Cigarette électronique: l’absence de tableau de bord national est un déni politique et sanitaire

 

Bonjour

Paradoxe ou pas, c’est sur le site des buralistes que l’on trouve, parfois, de bonnes questions de santé publique. Comme celle de l’absence d’un véritable tableau de bord sur la cigarette électronique.  C’est une question essentielle, régulièrement oubliée, qui renaît à la lecture des quelques données publiées dans le dernier rapport annuel de l’Observatoire français des Drogues et Toxicomanies :  « Tabagisme et arrêt du tabac en 2016 » (Aurélie Lermenier-Jeannet). Extraits :

 « Le marché de la cigarette électronique, qui avait connu une croissance exponentielle depuis 2012, semblait marquer le pas en 2015. En 2016, selon les professionnels de la vape, le nombre de fermetures de boutiques spécialisées a reculé (400 contre 677 en 2015) mais il y a aussi eu moins d’ouvertures de nouvelles enseignes (229 contre 400 en 2015) : on assiste ainsi à une baisse de 6 % du nombre des points de vente spécifiquement dédiés à la cigarette électronique (numéro 17 de PGVG Magazine – janvier/février 2017).

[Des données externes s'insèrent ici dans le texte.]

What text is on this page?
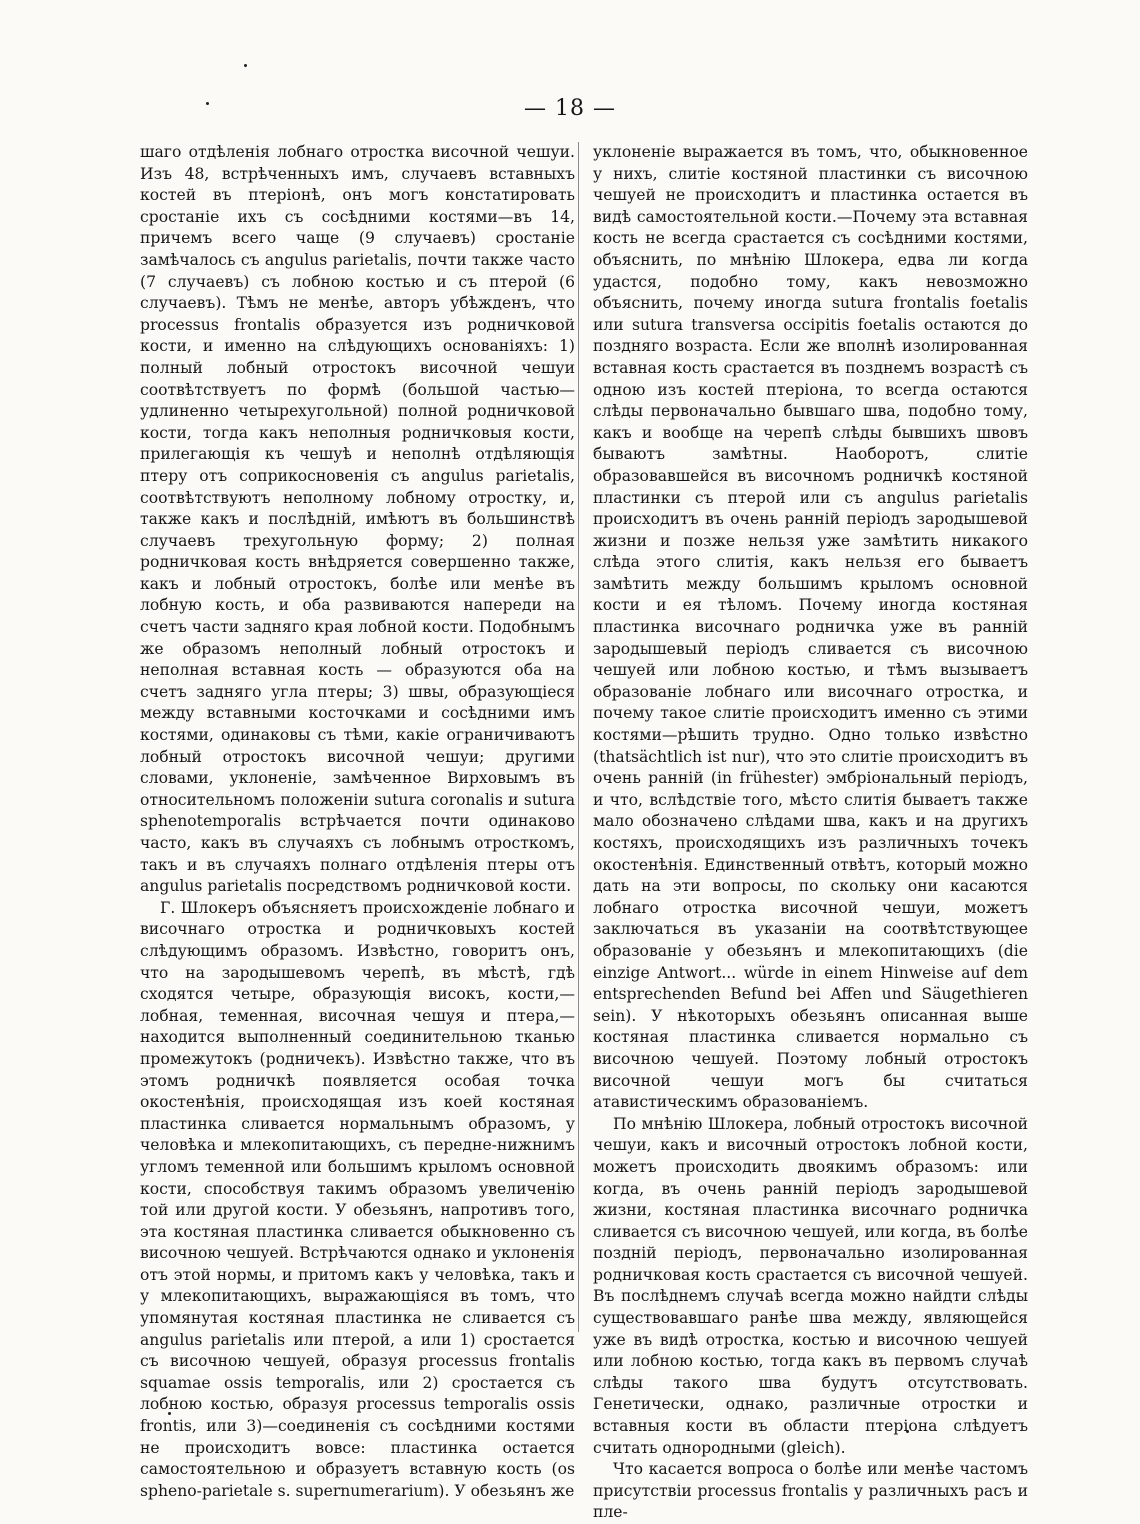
— 18 —

шаго отдѣленія лобнаго отростка височной чешуи. Изъ 48, встрѣченныхъ имъ, случаевъ вставныхъ костей въ птеріонѣ, онъ могъ констатировать сростаніе ихъ съ сосѣдними костями—въ 14, причемъ всего чаще (9 случаевъ) сростаніе замѣчалось съ angulus parietalis, почти также часто (7 случаевъ) съ лобною костью и съ птерой (6 случаевъ). Тѣмъ не менѣе, авторъ убѣжденъ, что processus frontalis образуется изъ родничковой кости, и именно на слѣдующихъ основаніяхъ: 1) полный лобный отростокъ височной чешуи соотвѣтствуетъ по формѣ (большой частью—удлиненно четырехугольной) полной родничковой кости, тогда какъ неполныя родничковыя кости, прилегающія къ чешуѣ и неполнѣ отдѣляющія птеру отъ соприкосновенія съ angulus parietalis, соотвѣтствуютъ неполному лобному отростку, и, также какъ и послѣдній, имѣютъ въ большинствѣ случаевъ треxугольную форму; 2) полная родничковая кость внѣдряется совершенно также, какъ и лобный отростокъ, болѣе или менѣе въ лобную кость, и оба развиваются напереди на счетъ части задняго края лобной кости. Подобнымъ же образомъ неполный лобный отростокъ и неполная вставная кость — образуются оба на счетъ задняго угла птеры; 3) швы, образующіеся между вставными косточками и сосѣдними имъ костями, одинаковы съ тѣми, какіе ограничиваютъ лобный отростокъ височной чешуи; другими словами, уклоненіе, замѣченное Вирховымъ въ относительномъ положеніи sutura coronalis и sutura sphenotemporalis встрѣчается почти одинаково часто, какъ въ случаяхъ съ лобнымъ отросткомъ, такъ и въ случаяхъ полнаго отдѣленія птеры отъ angulus parietalis посредствомъ родничковой кости.

Г. Шлокеръ объясняетъ происхожденіе лобнаго и височнаго отростка и родничковыхъ костей слѣдующимъ образомъ. Извѣстно, говоритъ онъ, что на зародышевомъ черепѣ, въ мѣстѣ, гдѣ сходятся четыре, образующія високъ, кости,—лобная, теменная, височная чешуя и птера,—находится выполненный соединительною тканью промежутокъ (родничекъ). Извѣстно также, что въ этомъ родничкѣ появляется особая точка окостенѣнія, происходящая изъ коей костяная пластинка сливается нормальнымъ образомъ, у человѣка и млекопитающихъ, съ передне-нижнимъ угломъ теменной или большимъ крыломъ основной кости, способствуя такимъ образомъ увеличенію той или другой кости. У обезьянъ, напротивъ того, эта костяная пластинка сливается обыкновенно съ височною чешуей. Встрѣчаются однако и уклоненія отъ этой нормы, и притомъ какъ у человѣка, такъ и у млекопитающихъ, выражающіяся въ томъ, что упомянутая костяная пластинка не сливается съ angulus parietalis или птерой, а или 1) сростается съ височною чешуей, образуя processus frontalis squamae ossis temporalis, или 2) сростается съ лобною костью, образуя processus temporalis ossis frontis, или 3)—соединенія съ сосѣдними костями не происходитъ вовсе: пластинка остается самостоятельною и образуетъ вставную кость (os spheno-parietale s. supernumerarium). У обезьянъ же

уклоненіе выражается въ томъ, что, обыкновенное у нихъ, слитіе костяной пластинки съ височною чешуей не происходитъ и пластинка остается въ видѣ самостоятельной кости.—Почему эта вставная кость не всегда срастается съ сосѣдними костями, объяснить, по мнѣнію Шлокера, едва ли когда удастся, подобно тому, какъ невозможно объяснить, почему иногда sutura frontalis foetalis или sutura transversa occipitis foetalis остаются до поздняго возраста. Если же вполнѣ изолированная вставная кость срастается въ позднемъ возрастѣ съ одною изъ костей птеріона, то всегда остаются слѣды первоначально бывшаго шва, подобно тому, какъ и вообще на черепѣ слѣды бывшихъ швовъ бываютъ замѣтны. Наоборотъ, слитіе образовавшейся въ височномъ родничкѣ костяной пластинки съ птерой или съ angulus parietalis происходитъ въ очень ранній періодъ зародышевой жизни и позже нельзя уже замѣтить никакого слѣда этого слитія, какъ нельзя его бываетъ замѣтить между большимъ крыломъ основной кости и ея тѣломъ. Почему иногда костяная пластинка височнаго родничка уже въ ранній зародышевый періодъ сливается съ височною чешуей или лобною костью, и тѣмъ вызываетъ образованіе лобнаго или височнаго отростка, и почему такое слитіе происходитъ именно съ этими костями—рѣшить трудно. Одно только извѣстно (thatsächtlich ist nur), что это слитіе происходитъ въ очень ранній (in frühester) эмбріональный періодъ, и что, вслѣдствіе того, мѣсто слитія бываетъ также мало обозначено слѣдами шва, какъ и на другихъ костяхъ, происходящихъ изъ различныхъ точекъ окостенѣнія. Единственный отвѣтъ, который можно дать на эти вопросы, по скольку они касаются лобнаго отростка височной чешуи, можетъ заключаться въ указаніи на соотвѣтствующее образованіе у обезьянъ и млекопитающихъ (die einzige Antwort... würde in einem Hinweise auf dem entsprechenden Befund bei Affen und Säugethieren sein). У нѣкоторыхъ обезьянъ описанная выше костяная пластинка сливается нормально съ височною чешуей. Поэтому лобный отростокъ височной чешуи могъ бы считаться атавистическимъ образованіемъ.

По мнѣнію Шлокера, лобный отростокъ височной чешуи, какъ и височный отростокъ лобной кости, можетъ происходить двоякимъ образомъ: или когда, въ очень ранній періодъ зародышевой жизни, костяная пластинка височнаго родничка сливается съ височною чешуей, или когда, въ болѣе поздній періодъ, первоначально изолированная родничковая кость срастается съ височной чешуей. Въ послѣднемъ случаѣ всегда можно найдти слѣды существовавшаго ранѣе шва между, являющейся уже въ видѣ отростка, костью и височною чешуей или лобною костью, тогда какъ въ первомъ случаѣ слѣды такого шва будутъ отсутствовать. Генетически, однако, различные отростки и вставныя кости въ области птеріона слѣдуетъ считать однородными (gleich).

Что касается вопроса о болѣе или менѣе частомъ присутствіи processus frontalis у различныхъ расъ и пле-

 « Si ce recul apparaît moins important qu’en 2015, le marché ne semble pas encore totalement stabilisé. Il y a en France métropolitaine une boutique spécialisée pour 20 000 à 30 000 habitants, contre un bureau de tabac pour 2 600 habitants environ. Néanmoins, le marché ne se résume pas à ces seules boutiques puisque des marques sont vendues uniquement au sein du réseau buraliste (notamment celles initiées ou rachetées par les industriels du tabac) et l’offre s’avère importante sur Internet, particulièrement en termes de e-liquides. »

 Conditions artisanales

Où l’on voit dans quelles conditions, plus qu’artisanales, un organisme aussi officiel et centralisé que l’OFDT cherche à prendre la mesure d’une activité devenue un poids lourd dans le champ de la réduction des risques sanitaires. Et il en va de même pour l’usage où l’auteure doit, sur l’essentiel, user du conditionnel :

« Concernant les prévalences d’usage, d’après les résultats du Baromètre cancer 2015, la cigarette électronique est utilisée par 4 % des Français âgés de 15 à 75 ans (en recul par rapport à 2014), dont 3 % quotidiennement (4 % des hommes et 2 % des femmes). La part des usagers quotidiens au sein des vapoteurs actuels a ainsi augmenté par rapport à 2014 (Baromètre santé 2014 de l’INPES), passant de la moitié aux trois quarts. Par ailleurs, sept vapoteurs actuels sur dix sont aussi fumeurs de tabac contre 83 % en 2014, au profit des anciens fumeurs (26 % contre 15 %).

 « On assisterait donc à une « fidélisation » des vapoteurs à cet usage, avec moins de nouveaux expérimentateurs mais plus d’usagers quotidiens et exclusifs de la cigarette électronique, plaidant pour un outil qui constituerait un moyen efficace d’arrêter, au moins momentanément, de fumer. Parmi les adolescents, selon l’enquête ESPAD 2015, un lycéen sur trois (35 %) déclare avoir utilisé une e-cigarette au moins une fois au cours de sa vie (39 % des garçons et 31 % des filles) mais seuls 4 % l’ont fait sans jamais avoir fumé de tabac. Contrairement au tabac, son usage ne progresse pas entre la classe de 2de et la Terminale, laissant penser qu’il s’agit plutôt d’un objet de curiosité, bien que le lien entre consommation de tabac et vapotage soit fort puisque 45 % des lycéens vapoteurs fument quotidiennement. »

Statistiques mensuelles

Le site des buralistes rappelle que la Fédération interprofessionnelle de la Vape (Fivape) regrette le manque d’évaluation de l’impact de la vape sur le tabagisme et avait demandé, à l’heure de l’entrée en vigueur du paquet neutre, l’établissement de statistiques mensuelles de la consommation des produits du tabac et de la vape.

Le constat est simple. Des études prospectives n’ont pas, en temps et en heure, été mises en place par les autorités sanitaires pour cerner au mieux l’innocuité et l’efficacité de la cigarette électronique face au fléau du tabagisme. De la même manière rien n’est fait pour se doter des outils de surveillance épidémiologique de ce mouvement spontané de réduction des risques. Il y a là, au minimum, un même déni, politique. Et il reste à en saisir le pourquoi.